The project is set up using poetry to make easier for developers to jump into the project.

The steps we recommend are:

Install JDK 8, 11

PySpark requires a compatible Java installation to run, so you will need to ensure your active JDK is using either Java 8 or 11.

On MacOS you can do this using brew:

brew install openjdk@11

On Linux it will depend on your distribution’s package manager. For Ubuntu you can use:

sudo apt install openjdk-11-jdk

On Amazon Linux 2 you can use:

sudo yum install java-11-amazon-corretto-headless
sudo yum install java-11-amazon-corretto-devel

Install pyenv

pyenv is a tool to manage multiple Python version installations. It can be installed through the installer below on a Linux machine:

curl -L https://github.com/pyenv/pyenv-installer/raw/master/bin/pyenv-installer | bash

or use brew on a Mac:

brew update
brew install pyenv

For more info on pyenv see its documentation.

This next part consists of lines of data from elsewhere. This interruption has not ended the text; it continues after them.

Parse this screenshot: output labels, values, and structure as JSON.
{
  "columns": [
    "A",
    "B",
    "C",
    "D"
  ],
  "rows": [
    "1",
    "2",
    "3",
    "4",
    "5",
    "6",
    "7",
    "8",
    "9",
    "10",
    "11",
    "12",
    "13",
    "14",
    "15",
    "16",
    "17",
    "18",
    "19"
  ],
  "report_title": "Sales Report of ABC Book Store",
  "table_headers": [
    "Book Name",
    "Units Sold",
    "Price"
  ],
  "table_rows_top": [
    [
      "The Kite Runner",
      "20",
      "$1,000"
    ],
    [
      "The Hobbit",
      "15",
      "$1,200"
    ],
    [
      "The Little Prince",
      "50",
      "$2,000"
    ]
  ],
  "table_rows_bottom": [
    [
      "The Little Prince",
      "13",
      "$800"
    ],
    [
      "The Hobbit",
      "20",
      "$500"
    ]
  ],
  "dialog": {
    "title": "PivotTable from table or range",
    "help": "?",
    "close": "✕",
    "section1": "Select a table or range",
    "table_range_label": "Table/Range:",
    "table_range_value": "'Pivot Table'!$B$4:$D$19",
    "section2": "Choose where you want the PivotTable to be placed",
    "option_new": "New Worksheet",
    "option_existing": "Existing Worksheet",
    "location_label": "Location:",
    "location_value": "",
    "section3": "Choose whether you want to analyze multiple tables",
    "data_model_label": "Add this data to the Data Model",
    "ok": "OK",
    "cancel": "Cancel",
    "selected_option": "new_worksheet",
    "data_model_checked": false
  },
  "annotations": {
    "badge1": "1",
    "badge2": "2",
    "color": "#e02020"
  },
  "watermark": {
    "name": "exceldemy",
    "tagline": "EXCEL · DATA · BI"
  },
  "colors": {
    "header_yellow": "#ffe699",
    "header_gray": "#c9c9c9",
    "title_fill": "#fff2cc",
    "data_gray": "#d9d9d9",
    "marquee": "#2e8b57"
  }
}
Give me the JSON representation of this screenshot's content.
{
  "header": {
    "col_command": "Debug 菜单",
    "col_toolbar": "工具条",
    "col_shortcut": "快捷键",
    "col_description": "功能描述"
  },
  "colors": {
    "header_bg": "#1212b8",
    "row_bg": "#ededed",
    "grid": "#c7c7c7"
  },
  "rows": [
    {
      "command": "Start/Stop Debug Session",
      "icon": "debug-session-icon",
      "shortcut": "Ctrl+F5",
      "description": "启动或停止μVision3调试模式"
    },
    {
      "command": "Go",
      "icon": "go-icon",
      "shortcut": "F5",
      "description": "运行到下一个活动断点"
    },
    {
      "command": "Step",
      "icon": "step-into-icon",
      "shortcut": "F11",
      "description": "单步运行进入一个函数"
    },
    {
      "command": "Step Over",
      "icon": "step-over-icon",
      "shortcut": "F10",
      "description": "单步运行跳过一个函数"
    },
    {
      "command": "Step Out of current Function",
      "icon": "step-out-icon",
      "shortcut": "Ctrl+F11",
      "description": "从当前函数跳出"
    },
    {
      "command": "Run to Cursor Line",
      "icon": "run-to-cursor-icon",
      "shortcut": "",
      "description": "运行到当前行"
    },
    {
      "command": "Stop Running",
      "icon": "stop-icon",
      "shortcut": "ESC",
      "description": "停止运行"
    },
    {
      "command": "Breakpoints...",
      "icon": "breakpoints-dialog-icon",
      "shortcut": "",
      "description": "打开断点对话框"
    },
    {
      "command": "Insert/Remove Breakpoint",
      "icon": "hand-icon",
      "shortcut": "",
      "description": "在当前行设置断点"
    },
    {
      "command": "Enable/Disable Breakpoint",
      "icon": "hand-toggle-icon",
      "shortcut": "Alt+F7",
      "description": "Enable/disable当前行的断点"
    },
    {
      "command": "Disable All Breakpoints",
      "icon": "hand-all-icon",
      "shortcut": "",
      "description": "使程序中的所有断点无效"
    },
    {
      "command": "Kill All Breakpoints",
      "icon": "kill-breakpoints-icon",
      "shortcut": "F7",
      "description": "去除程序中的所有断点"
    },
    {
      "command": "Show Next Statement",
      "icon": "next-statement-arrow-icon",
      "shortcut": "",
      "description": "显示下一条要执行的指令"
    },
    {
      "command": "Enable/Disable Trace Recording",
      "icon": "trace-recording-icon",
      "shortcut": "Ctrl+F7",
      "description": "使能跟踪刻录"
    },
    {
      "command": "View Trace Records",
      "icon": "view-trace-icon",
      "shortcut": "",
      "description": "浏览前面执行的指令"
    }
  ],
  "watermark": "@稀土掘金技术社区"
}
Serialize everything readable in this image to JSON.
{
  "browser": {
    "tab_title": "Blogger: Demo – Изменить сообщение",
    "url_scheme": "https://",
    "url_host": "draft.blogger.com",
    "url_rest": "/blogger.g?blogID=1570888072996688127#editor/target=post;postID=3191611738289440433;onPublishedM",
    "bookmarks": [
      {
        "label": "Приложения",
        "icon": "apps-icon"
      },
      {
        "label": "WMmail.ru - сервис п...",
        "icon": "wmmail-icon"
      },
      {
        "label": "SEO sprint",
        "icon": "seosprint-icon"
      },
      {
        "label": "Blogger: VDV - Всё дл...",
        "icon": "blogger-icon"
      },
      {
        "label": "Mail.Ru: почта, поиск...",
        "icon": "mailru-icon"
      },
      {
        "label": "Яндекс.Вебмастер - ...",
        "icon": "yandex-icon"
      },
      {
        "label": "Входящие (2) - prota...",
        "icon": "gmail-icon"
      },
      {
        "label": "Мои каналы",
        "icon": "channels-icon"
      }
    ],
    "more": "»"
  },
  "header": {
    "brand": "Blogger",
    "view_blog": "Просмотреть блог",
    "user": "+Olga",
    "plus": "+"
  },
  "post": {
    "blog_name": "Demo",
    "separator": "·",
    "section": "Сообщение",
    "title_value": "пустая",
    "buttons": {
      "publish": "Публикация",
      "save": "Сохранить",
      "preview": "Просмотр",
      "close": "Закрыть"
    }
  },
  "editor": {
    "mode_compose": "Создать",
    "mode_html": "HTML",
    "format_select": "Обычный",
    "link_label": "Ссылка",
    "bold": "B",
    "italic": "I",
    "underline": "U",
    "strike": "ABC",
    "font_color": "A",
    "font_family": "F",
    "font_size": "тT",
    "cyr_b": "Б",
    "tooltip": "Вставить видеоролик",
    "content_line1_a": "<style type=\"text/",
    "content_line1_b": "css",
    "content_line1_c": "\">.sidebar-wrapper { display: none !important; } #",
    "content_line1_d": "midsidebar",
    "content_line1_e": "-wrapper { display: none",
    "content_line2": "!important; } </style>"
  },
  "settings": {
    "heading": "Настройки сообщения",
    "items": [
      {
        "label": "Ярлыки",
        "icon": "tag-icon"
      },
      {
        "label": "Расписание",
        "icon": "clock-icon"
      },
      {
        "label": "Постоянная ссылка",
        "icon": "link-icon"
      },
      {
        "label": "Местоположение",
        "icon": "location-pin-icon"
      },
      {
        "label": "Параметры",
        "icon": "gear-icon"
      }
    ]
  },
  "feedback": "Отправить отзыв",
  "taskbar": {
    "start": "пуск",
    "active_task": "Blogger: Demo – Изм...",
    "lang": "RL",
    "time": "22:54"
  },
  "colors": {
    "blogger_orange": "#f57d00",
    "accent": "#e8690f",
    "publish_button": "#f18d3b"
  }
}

Create a Python 3.9 env and activate it.

We use Python 3.9 in our images so this most closely resembles the execution environment on our Docker images that will be used for distributed training.

pyenv install 3.9
pyenv global 3.9

Note: We recommend not mixing up conda and pyenv. When developing for this project, simply conda deactivate until there’s no conda env active (even base) and just rely on pyenv and poetry to handle dependencies.

Install poetry

poetry is a dependency and build management system for Python. To install it use:

curl -sSL https://install.python-poetry.org | python3 -

Install dependencies through poetry

Now we are ready to install our dependencies through poetry.

We have split the project dependencies into the “main” dependencies that poetry installs by default, and the dev dependency group that installs that dependencies that are only needed to develop the library.

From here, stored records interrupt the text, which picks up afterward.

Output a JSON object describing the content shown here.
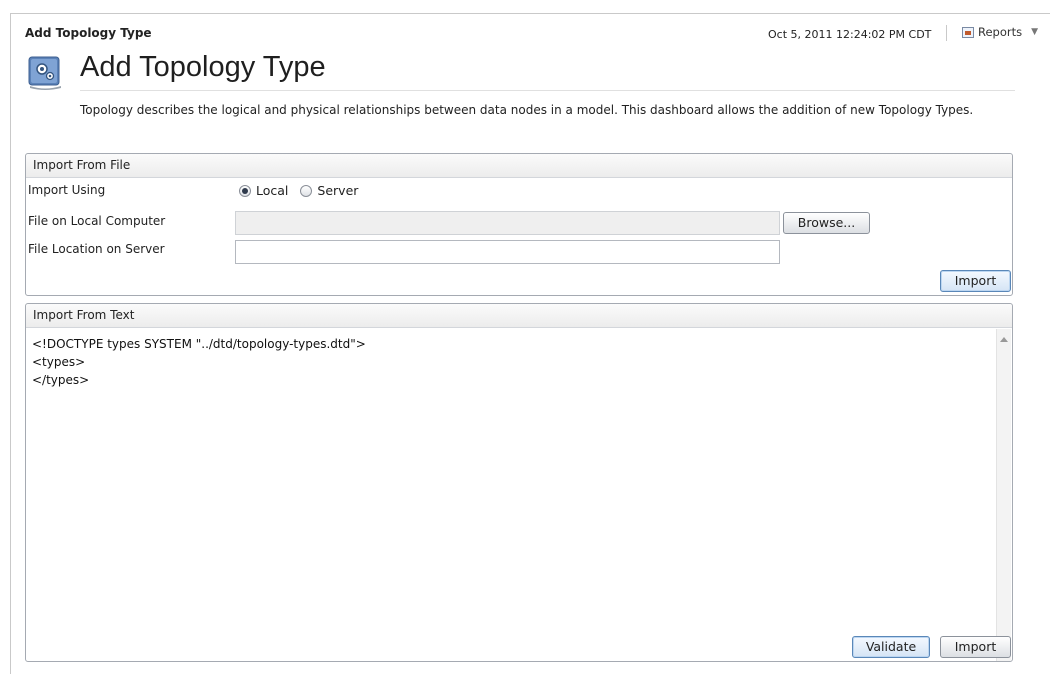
{
  "header": {
    "breadcrumb": "Add Topology Type",
    "timestamp": "Oct 5, 2011 12:24:02 PM CDT",
    "reports_label": "Reports"
  },
  "page": {
    "title": "Add Topology Type",
    "description": "Topology describes the logical and physical relationships between data nodes in a model. This dashboard allows the addition of new Topology Types."
  },
  "import_file": {
    "heading": "Import From File",
    "import_using_label": "Import Using",
    "options": [
      "Local",
      "Server"
    ],
    "selected_option": "Local",
    "local_label": "File on Local Computer",
    "local_value": "",
    "browse_label": "Browse...",
    "server_label": "File Location on Server",
    "server_value": "",
    "import_label": "Import"
  },
  "import_text": {
    "heading": "Import From Text",
    "content": "<!DOCTYPE types SYSTEM \"../dtd/topology-types.dtd\">\n<types>\n</types>",
    "validate_label": "Validate",
    "import_label": "Import"
  },
  "icons": {
    "page_icon": "gear-document-icon",
    "reports_icon": "report-icon",
    "dropdown_icon": "chevron-down-icon"
  }
}
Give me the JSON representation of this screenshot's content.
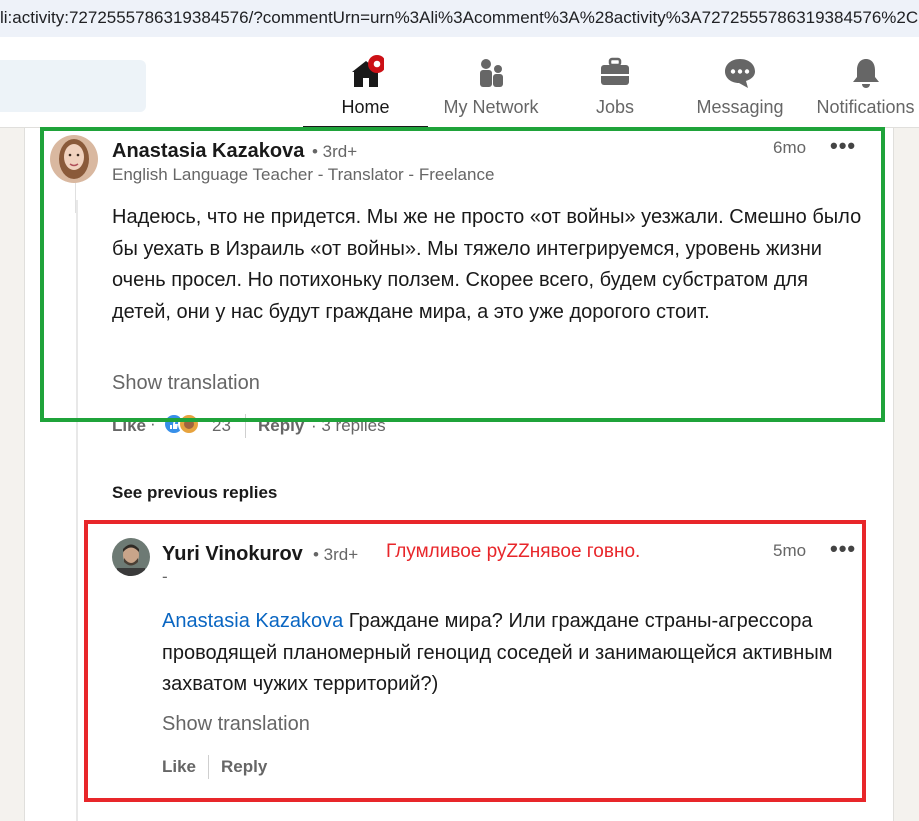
{
  "browser": {
    "url": "li:activity:7272555786319384576/?commentUrn=urn%3Ali%3Acomment%3A%28activity%3A7272555786319384576%2C"
  },
  "nav": {
    "items": [
      {
        "label": "Home",
        "icon": "home-icon",
        "active": true,
        "badge": true
      },
      {
        "label": "My Network",
        "icon": "people-icon"
      },
      {
        "label": "Jobs",
        "icon": "briefcase-icon"
      },
      {
        "label": "Messaging",
        "icon": "chat-icon"
      },
      {
        "label": "Notifications",
        "icon": "bell-icon"
      }
    ]
  },
  "comment": {
    "author": "Anastasia Kazakova",
    "degree": "• 3rd+",
    "headline": "English Language Teacher - Translator - Freelance",
    "time": "6mo",
    "more": "•••",
    "text": "Надеюсь, что не придется. Мы же не просто «от войны» уезжали. Смешно было бы уехать в Израиль «от войны». Мы тяжело интегрируемся, уровень жизни очень просел. Но потихоньку ползем. Скорее всего, будем субстратом для детей, они у нас будут граждане мира, а это уже дорогого стоит.",
    "show_translation": "Show translation",
    "like": "Like",
    "dot": "·",
    "reaction_count": "23",
    "reply": "Reply",
    "replies": "· 3 replies"
  },
  "see_previous": "See previous replies",
  "reply": {
    "author": "Yuri Vinokurov",
    "degree": "• 3rd+",
    "headline": "-",
    "time": "5mo",
    "more": "•••",
    "mention": "Anastasia Kazakova",
    "text": " Граждане мира? Или граждане страны-агрессора проводящей планомерный геноцид соседей и занимающейся активным захватом чужих территорий?)",
    "show_translation": "Show translation",
    "like": "Like",
    "reply": "Reply"
  },
  "annotation": {
    "text": "Глумливое руZZнявое говно.",
    "color": "#e8262a"
  },
  "colors": {
    "green_box": "#1fa33a",
    "red_box": "#e8262a",
    "link": "#0a66c2",
    "badge": "#cc1016"
  }
}
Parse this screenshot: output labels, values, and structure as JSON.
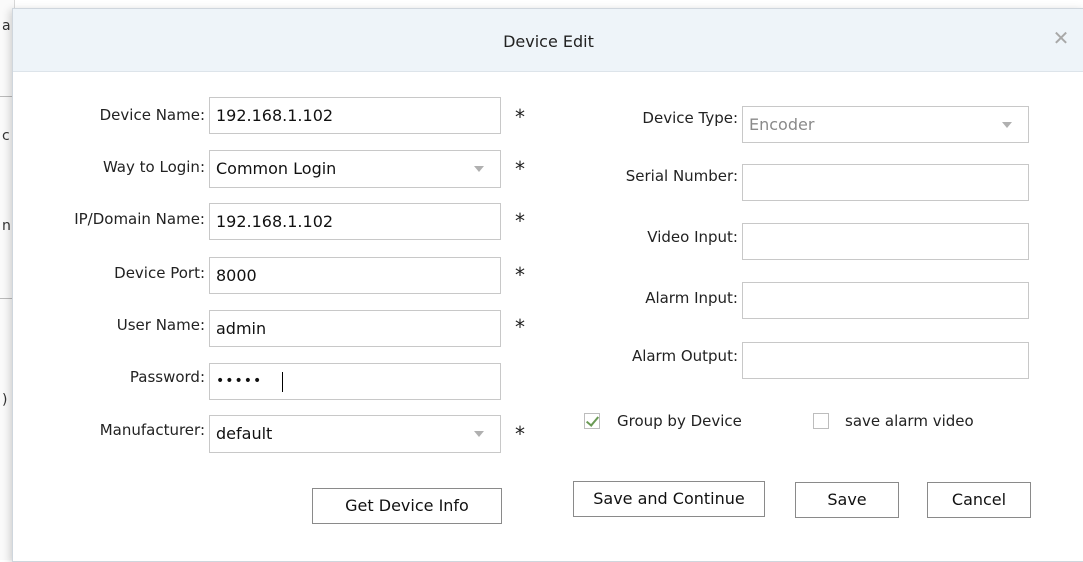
{
  "dialog": {
    "title": "Device Edit"
  },
  "form_left": {
    "device_name": {
      "label": "Device Name:",
      "value": "192.168.1.102",
      "required": "*"
    },
    "way_to_login": {
      "label": "Way to Login:",
      "value": "Common Login",
      "required": "*"
    },
    "ip_domain": {
      "label": "IP/Domain Name:",
      "value": "192.168.1.102",
      "required": "*"
    },
    "device_port": {
      "label": "Device Port:",
      "value": "8000",
      "required": "*"
    },
    "user_name": {
      "label": "User Name:",
      "value": "admin",
      "required": "*"
    },
    "password": {
      "label": "Password:",
      "value": "•••••"
    },
    "manufacturer": {
      "label": "Manufacturer:",
      "value": "default",
      "required": "*"
    }
  },
  "form_right": {
    "device_type": {
      "label": "Device Type:",
      "value": "Encoder"
    },
    "serial_number": {
      "label": "Serial Number:",
      "value": ""
    },
    "video_input": {
      "label": "Video Input:",
      "value": ""
    },
    "alarm_input": {
      "label": "Alarm Input:",
      "value": ""
    },
    "alarm_output": {
      "label": "Alarm Output:",
      "value": ""
    },
    "group_by_device": {
      "label": "Group by Device",
      "checked": true
    },
    "save_alarm_video": {
      "label": "save alarm video",
      "checked": false
    }
  },
  "buttons": {
    "get_device_info": "Get Device Info",
    "save_and_continue": "Save and Continue",
    "save": "Save",
    "cancel": "Cancel"
  },
  "background_fragments": [
    "a",
    "c",
    "n",
    ")"
  ],
  "icons": {
    "close": "close-icon",
    "dropdown": "chevron-down-icon",
    "check": "check-icon"
  },
  "colors": {
    "titlebar_bg": "#eef4f9",
    "check_color": "#6a9a55"
  }
}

On a POSIX system (tested on Ubuntu, CentOS, MacOS) run:

# Install all dependencies into local .venv
poetry install --with dev

Once all dependencies are installed you should be able to run the unit tests for the project and continue with development using:

poetry run pytest ./graphstorm-processing/tests

You can also activate and use the virtual environment using:

poetry shell
# We're now using the graphstorm-processing-py3.9 env so we can just run
pytest ./graphstorm-processing/tests

To learn more about poetry see its documentation

Use black to format code [optional]

We use black to format code in this project. black is an opinionated formatter that helps speed up development and code reviews. It is included in our dev dependencies so it will be installed along with the other dev dependencies.

To use black in the project you can run (from the project’s root, same level as pyproject.toml)

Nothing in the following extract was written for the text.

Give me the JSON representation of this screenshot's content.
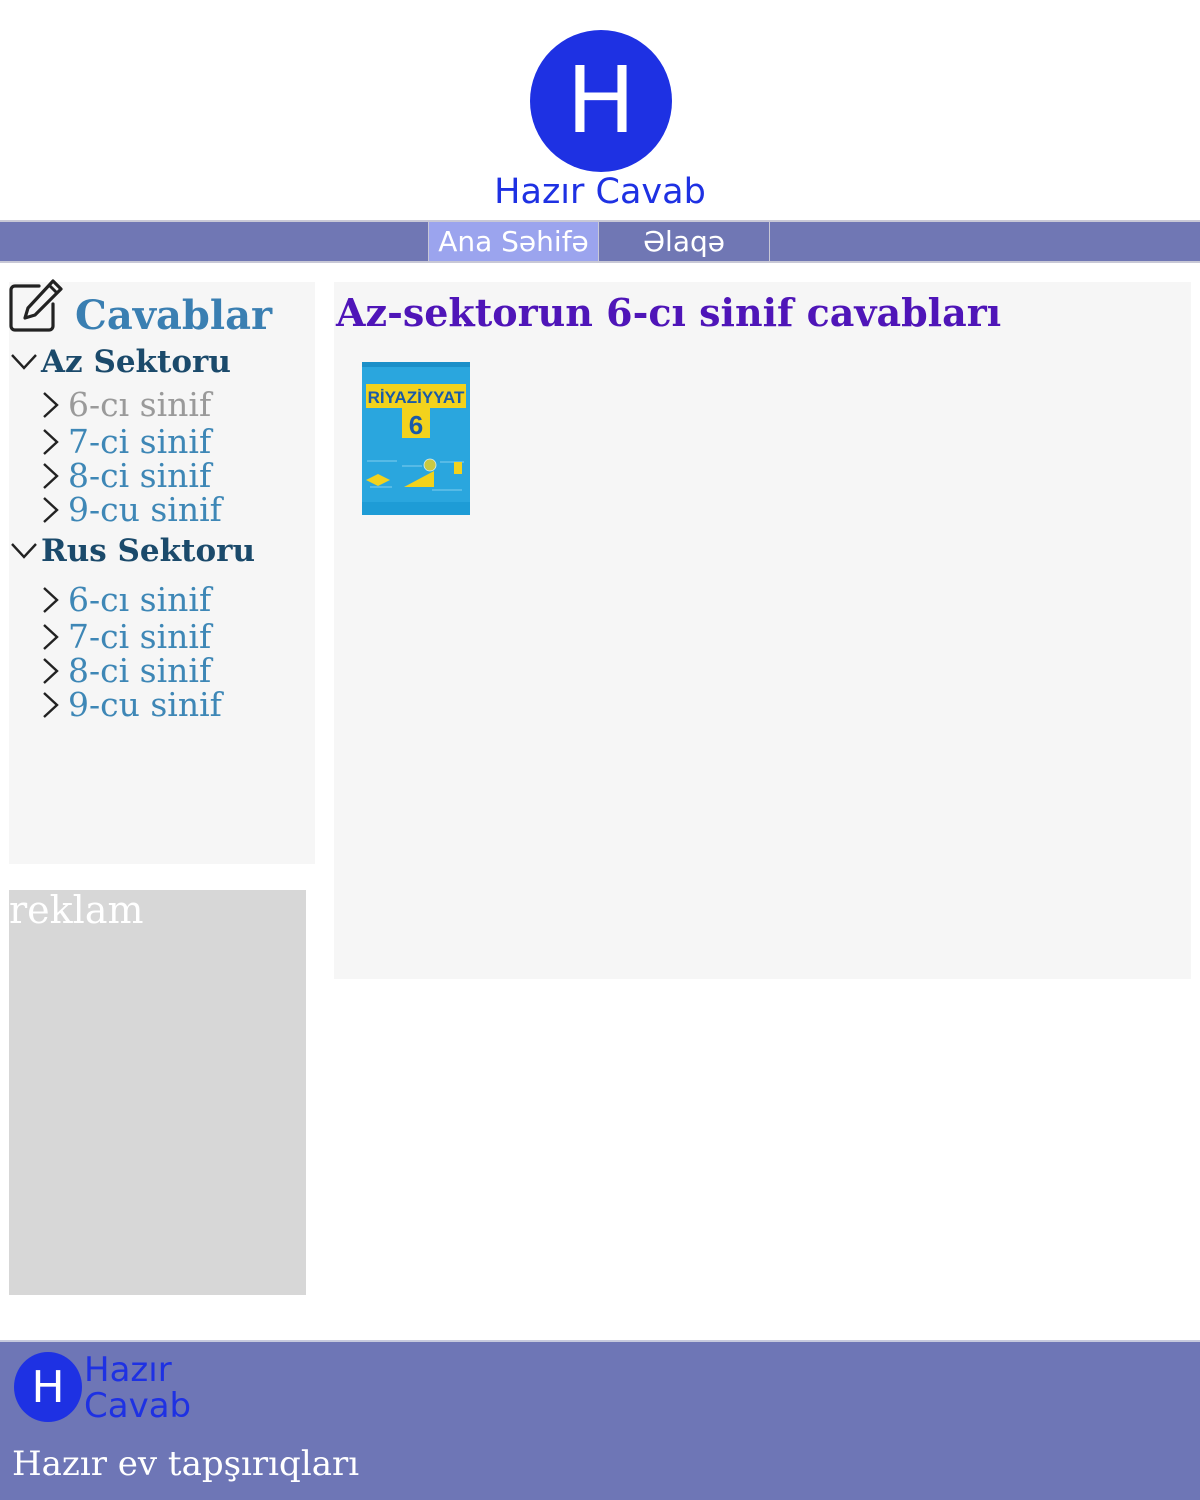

# From the project's root directory, graphstorm-processing run:
black .

To get a preview of the changes black would make you can use:

black . --diff --color

You can auto-formatting with black to VSCode using the Black Formatter

Use mypy and pylint to lint code

We include the mypy and pylint linters as a dependency under the dev group of dependencies. These linters perform static checks on your code and can be used in a complimentary manner.

We recommend using VSCode and enabling the mypy linter to get in-editor annotations.

You can also lint the project code through:

poetry run mypy ./graphstorm_processing

To learn more about mypy and how it can help development see its documentation.

Our goal is to minimize mypy errors as much as possible for the project. New code should be linted and not introduce additional mypy errors. When necessary it’s OK to use type: ignore to silence mypy errors inline, but this should be used sparingly.

As a project, GraphStorm requires a 10/10 pylint score, so ensure your code conforms to the expectation by running

pylint --rcfile=/path/to/graphstorm/tests/lint/pylintrc

on your code before commits. To make this easier we include a pre-commit hook below.

Use a pre-commit hook to ensure black and pylint run before commits

To make code formatting and pylint checks easier for graphstorm-processing developers, we recommend using a pre-commit hook.

We include pre-commit in the project’s dev dependencies, so once you have activated the project’s venv (poetry shell) you can just create a file named .pre-commit-config.yaml with the following contents:

# .pre-commit-config.yaml
repos:
    - repo: https://github.com/psf/black
        rev: 23.7.0
        hooks:
        - id: black
            language_version: python3.9
            files: 'graphstorm_processing\/.*\.pyi?$|tests\/.*\.pyi?$|scripts\/.*\.pyi?$'
            exclude: 'python\/.*\.pyi'
    - repo: local
        hooks:
        - id: pylint
            name: pylint
            entry: pylint
            language: system
            types: [python]
            args:
            [
                "--rcfile=./tests/lint/pylintrc"
            ]

And then run:

pre-commit install

which will install the black and pylint hooks into your local repository and ensure it runs before every commit.

Note

The pre-commit hook will also apply to all commits you make to the root GraphStorm repository. Since that Graphstorm doesn’t use black, you might want to remove the black hook. You can do so from the root repo using rm -rf .git/hooks.

Both projects use pylint to check Python files so we’d still recommend using that hook even if you’re doing development for both GSProcessing and GraphStorm.